O fastigi! o torri! o mura!
Irti merli e snelli ogivi!
Fu già un dì che in quell’altura
Eravate eburnei, vivi,
Come un sogno eccelso e bello
Di fantastico castello.
*
V’eran prodi cavalieri,
V’eran dame innamorate,
V’eran baldi falconieri,
V’eran paggi e v’eran fate,
V’eran lagni di romanze,
Giuochi e caccie e giostre e danze.
*
Tutto sparve.
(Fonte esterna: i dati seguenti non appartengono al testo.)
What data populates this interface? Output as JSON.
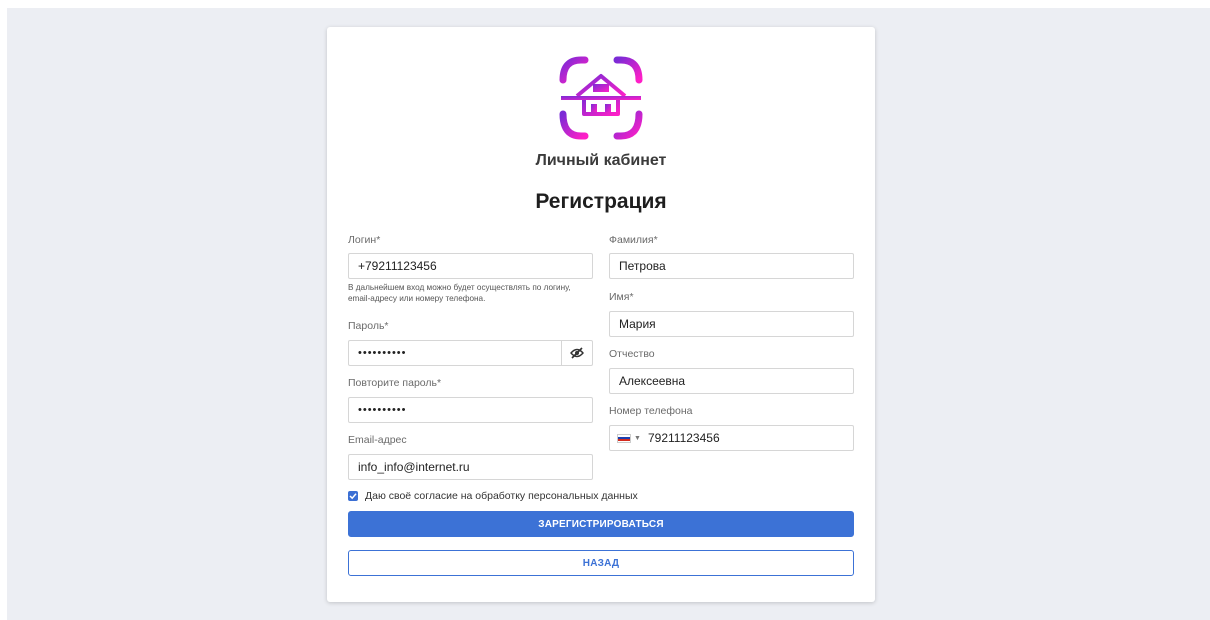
{
  "brand": {
    "title": "Личный кабинет"
  },
  "form": {
    "heading": "Регистрация",
    "login": {
      "label": "Логин*",
      "value": "+79211123456",
      "hint": "В дальнейшем вход можно будет осуществлять по логину, email-адресу или номеру телефона."
    },
    "password": {
      "label": "Пароль*",
      "value": "••••••••••"
    },
    "password_repeat": {
      "label": "Повторите пароль*",
      "value": "••••••••••"
    },
    "email": {
      "label": "Email-адрес",
      "value": "info_info@internet.ru"
    },
    "last_name": {
      "label": "Фамилия*",
      "value": "Петрова"
    },
    "first_name": {
      "label": "Имя*",
      "value": "Мария"
    },
    "middle_name": {
      "label": "Отчество",
      "value": "Алексеевна"
    },
    "phone": {
      "label": "Номер телефона",
      "value": "79211123456",
      "country_flag": "russia-flag"
    },
    "consent": {
      "label": "Даю своё согласие на обработку персональных данных",
      "checked": true
    },
    "submit_label": "ЗАРЕГИСТРИРОВАТЬСЯ",
    "back_label": "НАЗАД"
  },
  "colors": {
    "background": "#eceef3",
    "primary": "#3c72d6",
    "logo_gradient_start": "#7b2bd6",
    "logo_gradient_end": "#ff1fc7"
  },
  "icons": {
    "logo": "house-scan-icon",
    "password_toggle": "eye-slash-icon",
    "checkbox": "check-icon",
    "phone_country_caret": "caret-down-icon"
  }
}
Fra le archiere
Tesse il ragno le sue maglie,
Le falene a schiere a schiere
Sfioran l’orride muraglie
E sul fosso asciutto e croio
Dorme il ponte levatoio.
Pur nei vesperi quïeti
Dell’autunno erboso e molle
Vengon giovani poeti
A sognar su quelle zolle,
Vengon vispe giovinette
A danzar su quelle vette.
*
Ed allor gli antichi spenti,
Quasi surti a novo bando,
Dietro i rotti monumenti
Stanno attoniti spiando,
Vedon già tornei, gualdane,
Menestrelli e castellane;
*
Sol che ai drappi ed ai giubbetti
Manca il vaio e la lamiera,
Sol che al manto ed ai farsetti
Manca il paggio e la gorgiera.
Sol che al petto del giullare
Manca l’arpa ed il collare.
Settembre 1863 (Luzzano)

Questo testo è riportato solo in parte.